Un franc n’est pas un franc
Dans l’altruisme efficace, un franc donné ne correspond pas toujours à un franc. Avec 50’000 $, il est possible d’opérer une tumeur liée à la maladie de Kaposi, fréquente chez les personnes infectées par le VIH, gagnant ainsi une QALY (« quality-adjusted life year, que l’on peut traduire par « année de vie pondérée par la qualité »). Cependant, pour la même somme, des centaines de QALY peuvent être gagnées en distribuant des moustiquaires afin de lutter contre la malaria. Autre exemple: la hausse du nombre de livres d’école ou d’enseignants n’a pratiquement pas d’effet prouvé sur les performances scolaires des enfants. Au contraire, l’impact des campagnes de traitement antiparasites est saisissant. Dix ans plus tard les enfants en ayant bénéficié gagnent 20% de plus et travaillent en moyenne 3,4 heures de plus par semaine que ceux qui n’en ont pas bénéficié (MacAskill).

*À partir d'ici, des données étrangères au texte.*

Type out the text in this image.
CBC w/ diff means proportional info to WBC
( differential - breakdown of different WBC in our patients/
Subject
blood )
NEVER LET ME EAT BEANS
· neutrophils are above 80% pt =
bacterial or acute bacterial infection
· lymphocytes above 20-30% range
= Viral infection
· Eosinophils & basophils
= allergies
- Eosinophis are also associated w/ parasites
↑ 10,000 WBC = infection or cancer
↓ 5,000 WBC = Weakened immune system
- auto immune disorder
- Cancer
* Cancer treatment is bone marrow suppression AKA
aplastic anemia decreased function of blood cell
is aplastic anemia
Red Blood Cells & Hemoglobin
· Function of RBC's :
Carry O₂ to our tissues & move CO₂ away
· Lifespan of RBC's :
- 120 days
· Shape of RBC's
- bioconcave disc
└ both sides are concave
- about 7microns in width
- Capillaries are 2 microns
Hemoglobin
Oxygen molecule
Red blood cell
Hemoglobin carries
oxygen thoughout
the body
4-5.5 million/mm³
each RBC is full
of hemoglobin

La coopération au développement étatique pourrait également avoir plus d’impact en prenant davantage en compte les principes de base de l’altruisme efficace. Ces arguments n’ont pas pour but de promouvoir des coupes de budget, mais simplement d’identifier des possibles améliorations afin de gagner en efficacité.
Dans l’optique de l’altruiste efficace, la dispersion géographique de la coopération au développement bilatérale suisse n’est pas optimale: trop de pays sont pris en compte, au lieu de concentrer les moyens là où il y a le plus de pauvreté (voir graphique). En 2015, au Sierra Leone environ 70% de la population vivait en dessous du seuil de pauvreté, pourtant seul 0,1 millions de francs ont été alloués à ce pays, alors que la même année la Suisse a octroyé 29,3 millions au Pérou où 20% de la population vit en dessous du seuil de pauvreté. Un franc aurait plus d’impact au Sierra Leone qu’au Pérou – à condition que celui-ci soit dépensé de manière efficace.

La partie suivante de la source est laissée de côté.